The prophetic voice and social action brought about a new order focussed on reconciliation and unity.
But it wasn’t without conflict.
My lecturer commented, saying this:
Disruption is a way of God’s movement in the world. Disruption and challenging unjust laws and situations of oppression must continue! God’s epiphanies always bring a demand for continuing healing, unity, reconciliation and making sure everybody has a dignified life.
Our pursuit of justice cannot be divorced from our humble walk of discipleship. In the same way, our humble walk of discipleship cannot be divorced from our pursuit of justice. We are called to act justly, love mercy and walk humbly with our God.
The question for us now is, what are the current social justice issues, whether they be local, national or international, which demand prophetic voice and action? Ecology? Discrimination? Poverty?
How will we continue to act justly, love mercy and walk humbly with God?
C) Commemoration and Reconciliation: The Battle of Gate Pa
Last year the people of Tauranga Moana commemorated 150 years since the Battle of Gate Pa. This has come from a desire to continue to establish reconciliation between Maori and Pakeha.
The Battle of Gate Pa was one of a number of armed conflicts over land ownership and occupation which occurred during the mid 1800’s. The British military were unmerciful in their attack while they were drafting their plans; the Maori warriors were drawing up a revolutionary and merciful Code of Conduct, which stipulated that wounded soldiers were not to be mutilated or maltreated.
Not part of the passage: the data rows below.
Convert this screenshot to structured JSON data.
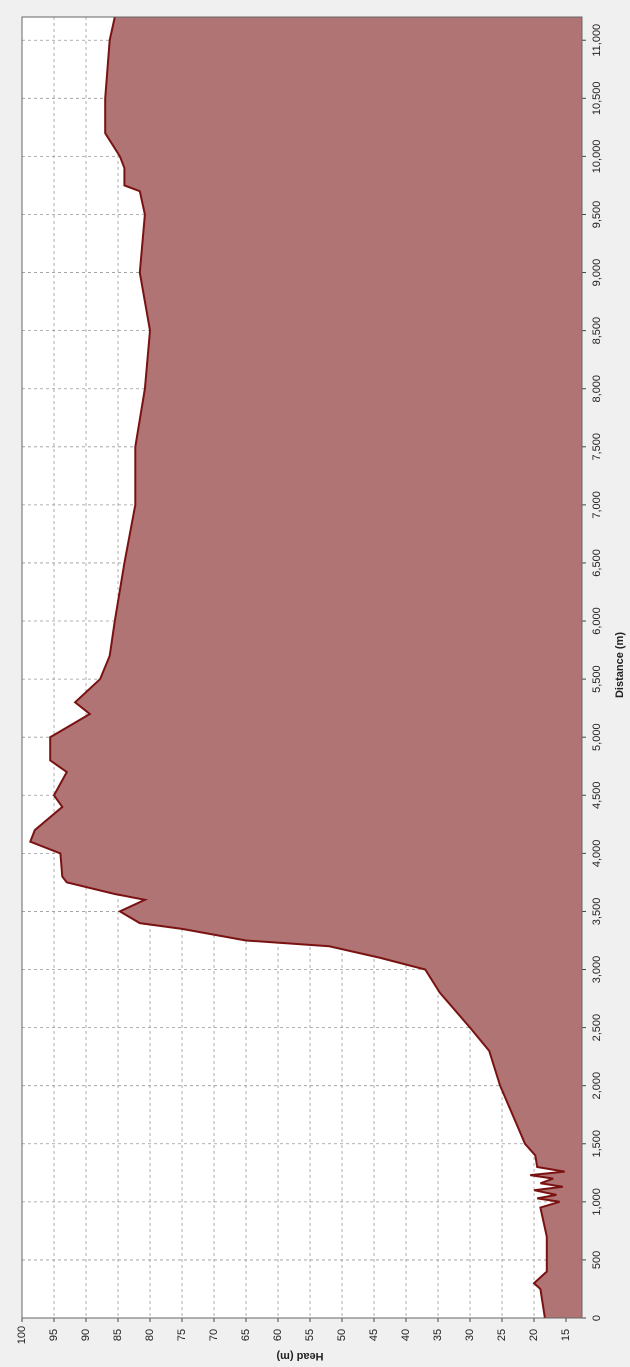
{
  "chart_data": {
    "type": "area",
    "xlabel": "Distance (m)",
    "ylabel": "Head (m)",
    "x": [
      0,
      250,
      300,
      400,
      700,
      950,
      1000,
      1030,
      1060,
      1100,
      1130,
      1160,
      1200,
      1230,
      1260,
      1300,
      1400,
      1500,
      2000,
      2300,
      2500,
      2800,
      3000,
      3100,
      3200,
      3250,
      3350,
      3400,
      3500,
      3600,
      3650,
      3750,
      3800,
      4000,
      4100,
      4200,
      4400,
      4500,
      4700,
      4800,
      5000,
      5100,
      5200,
      5300,
      5500,
      5700,
      6000,
      6500,
      7000,
      7500,
      8000,
      8500,
      9000,
      9500,
      9700,
      9750,
      9900,
      10000,
      10200,
      10500,
      11000,
      11200
    ],
    "values": [
      18.3,
      19,
      20,
      18,
      18,
      19,
      16,
      19.5,
      16.5,
      20,
      15.5,
      19,
      17,
      20.6,
      15.2,
      19.5,
      19.8,
      21.4,
      25.3,
      27,
      30,
      34.7,
      37,
      44,
      52,
      65,
      75,
      81.6,
      84.7,
      80.8,
      85.5,
      93,
      93.7,
      94,
      98.7,
      98,
      93.7,
      95,
      93,
      95.6,
      95.6,
      92.5,
      89.4,
      91.7,
      87.8,
      86.3,
      85.5,
      84,
      82.3,
      82.3,
      80.8,
      80,
      81.6,
      80.8,
      81.6,
      84,
      84,
      84.7,
      87,
      87,
      86.3,
      85.5
    ],
    "fill": "#b07474",
    "line_color": "#7a1212",
    "xlim": [
      0,
      11200
    ],
    "xticks": [
      0,
      500,
      {
        "value": 1000,
        "label": "1,000"
      },
      {
        "value": 1500,
        "label": "1,500"
      },
      {
        "value": 2000,
        "label": "2,000"
      },
      {
        "value": 2500,
        "label": "2,500"
      },
      {
        "value": 3000,
        "label": "3,000"
      },
      {
        "value": 3500,
        "label": "3,500"
      },
      {
        "value": 4000,
        "label": "4,000"
      },
      {
        "value": 4500,
        "label": "4,500"
      },
      {
        "value": 5000,
        "label": "5,000"
      },
      {
        "value": 5500,
        "label": "5,500"
      },
      {
        "value": 6000,
        "label": "6,000"
      },
      {
        "value": 6500,
        "label": "6,500"
      },
      {
        "value": 7000,
        "label": "7,000"
      },
      {
        "value": 7500,
        "label": "7,500"
      },
      {
        "value": 8000,
        "label": "8,000"
      },
      {
        "value": 8500,
        "label": "8,500"
      },
      {
        "value": 9000,
        "label": "9,000"
      },
      {
        "value": 9500,
        "label": "9,500"
      },
      {
        "value": 10000,
        "label": "10,000"
      },
      {
        "value": 10500,
        "label": "10,500"
      },
      {
        "value": 11000,
        "label": "11,000"
      }
    ],
    "ylim": [
      12.5,
      100
    ],
    "yticks": [
      15,
      20,
      25,
      30,
      35,
      40,
      45,
      50,
      55,
      60,
      65,
      70,
      75,
      80,
      85,
      90,
      95,
      100
    ],
    "grid": true
  }
}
During the battle this Code of Conduct was honoured. We see this in the actions of Heni Te Kiri Karamu, the sister of a Maori warrior, when she distributed water to the wounded and dying Lieutenant-Colonel Booth and other British soldiers.
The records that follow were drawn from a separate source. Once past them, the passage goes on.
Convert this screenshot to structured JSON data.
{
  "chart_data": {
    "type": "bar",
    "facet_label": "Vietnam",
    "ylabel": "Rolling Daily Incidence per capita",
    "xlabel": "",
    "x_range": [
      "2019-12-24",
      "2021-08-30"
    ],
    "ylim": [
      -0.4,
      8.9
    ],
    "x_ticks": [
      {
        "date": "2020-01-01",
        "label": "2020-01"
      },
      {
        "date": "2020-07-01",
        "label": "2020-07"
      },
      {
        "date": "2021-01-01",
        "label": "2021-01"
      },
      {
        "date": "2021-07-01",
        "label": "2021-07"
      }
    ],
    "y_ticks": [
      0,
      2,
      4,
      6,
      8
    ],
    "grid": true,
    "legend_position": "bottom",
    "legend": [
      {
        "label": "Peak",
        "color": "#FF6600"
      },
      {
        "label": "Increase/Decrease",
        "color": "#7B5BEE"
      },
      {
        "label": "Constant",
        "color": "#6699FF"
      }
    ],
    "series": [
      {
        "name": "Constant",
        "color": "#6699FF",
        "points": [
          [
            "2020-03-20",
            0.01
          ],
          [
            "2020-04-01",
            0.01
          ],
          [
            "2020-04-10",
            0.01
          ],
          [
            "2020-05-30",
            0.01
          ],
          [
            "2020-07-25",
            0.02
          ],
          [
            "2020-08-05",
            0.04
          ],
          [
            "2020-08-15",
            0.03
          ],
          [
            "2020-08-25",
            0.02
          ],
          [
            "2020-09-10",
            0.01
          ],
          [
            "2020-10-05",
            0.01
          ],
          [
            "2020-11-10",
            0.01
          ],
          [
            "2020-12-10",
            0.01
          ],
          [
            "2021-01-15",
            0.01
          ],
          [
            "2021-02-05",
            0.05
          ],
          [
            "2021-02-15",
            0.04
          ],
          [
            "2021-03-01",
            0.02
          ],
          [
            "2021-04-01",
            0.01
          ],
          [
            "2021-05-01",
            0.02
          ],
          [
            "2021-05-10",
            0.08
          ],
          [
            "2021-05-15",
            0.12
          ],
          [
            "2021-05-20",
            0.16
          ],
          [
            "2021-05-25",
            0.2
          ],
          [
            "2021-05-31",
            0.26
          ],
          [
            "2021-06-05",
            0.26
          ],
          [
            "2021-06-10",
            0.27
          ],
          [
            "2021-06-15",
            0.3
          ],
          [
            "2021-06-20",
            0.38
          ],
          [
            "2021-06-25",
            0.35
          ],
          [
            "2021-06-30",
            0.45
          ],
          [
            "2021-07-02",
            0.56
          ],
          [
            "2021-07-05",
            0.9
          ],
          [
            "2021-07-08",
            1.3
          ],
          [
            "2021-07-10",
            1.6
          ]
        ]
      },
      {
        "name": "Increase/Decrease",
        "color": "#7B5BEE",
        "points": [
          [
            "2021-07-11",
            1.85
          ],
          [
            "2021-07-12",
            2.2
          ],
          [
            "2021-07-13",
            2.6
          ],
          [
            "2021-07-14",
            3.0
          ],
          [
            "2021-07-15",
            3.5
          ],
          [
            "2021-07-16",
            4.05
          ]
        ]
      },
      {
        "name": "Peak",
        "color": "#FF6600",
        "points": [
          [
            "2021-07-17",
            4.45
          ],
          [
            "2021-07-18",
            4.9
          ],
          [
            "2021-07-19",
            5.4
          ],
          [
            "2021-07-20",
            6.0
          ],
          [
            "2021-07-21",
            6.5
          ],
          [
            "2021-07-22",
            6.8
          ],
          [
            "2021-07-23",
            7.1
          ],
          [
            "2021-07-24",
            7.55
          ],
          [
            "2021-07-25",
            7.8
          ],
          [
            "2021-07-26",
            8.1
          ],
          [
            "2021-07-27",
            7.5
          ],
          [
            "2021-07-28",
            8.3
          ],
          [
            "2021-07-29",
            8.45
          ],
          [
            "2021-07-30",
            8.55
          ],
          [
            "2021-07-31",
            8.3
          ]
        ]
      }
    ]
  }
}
Heni demonstrated a love for the enemy as she came to the aid of those in need. Her actions echo the actions of the Good Samaritan, who risked life and limb to care for the perceived enemy. It appears that Heni took seriously the instruction to ‘go and do likewise’
Her life exemplified that of Christ Jesus who came to his enemies in their time of need and endured conflict and abuse because of a desire to reconcile them to the God of love.
In this story we see that even in the midst of the darkness of battle and the bounds of war, the God is peace is made known – this is a place of epiphany, a place where the presence of the Spirit of God is seen and experienced.
In our commemoration we seek reconciliation.
The Battle of Gate Pa Exhibition will be open again on Friday, Saturday and Sunday. This exhibition tells the story of the battle from two perspectives; a local Maori warrior and a British soldier who had left the Industrial Revolution in England as a young man before travelling to New Zealand with the infantry. The two pathways of the exhibition encourage us to view our shared history from the perspective of ‘the other’ – a key task of reconciliation.
The current challenge for us, the people of Tauranga Moana, is to continue along this path of restoration. The Spirit of God has begun a good work among the people of Tauranga Moana. The Kingdom of God has come and is coming to bring peace to the conflicted, health to the wounded, and love to the enemy. Will we perceive it and participate in it? In what ways are we being asked to extend love to our enemies here and now? What is the Code of Conduct for the current battles we face?
God’s presence has been encountered throughout the history of our nation. God is reconciling us to himself and to one another. Our role is to testify to God’s presence among us in our history and to be attentive to the coming of Christ in our midst here and now.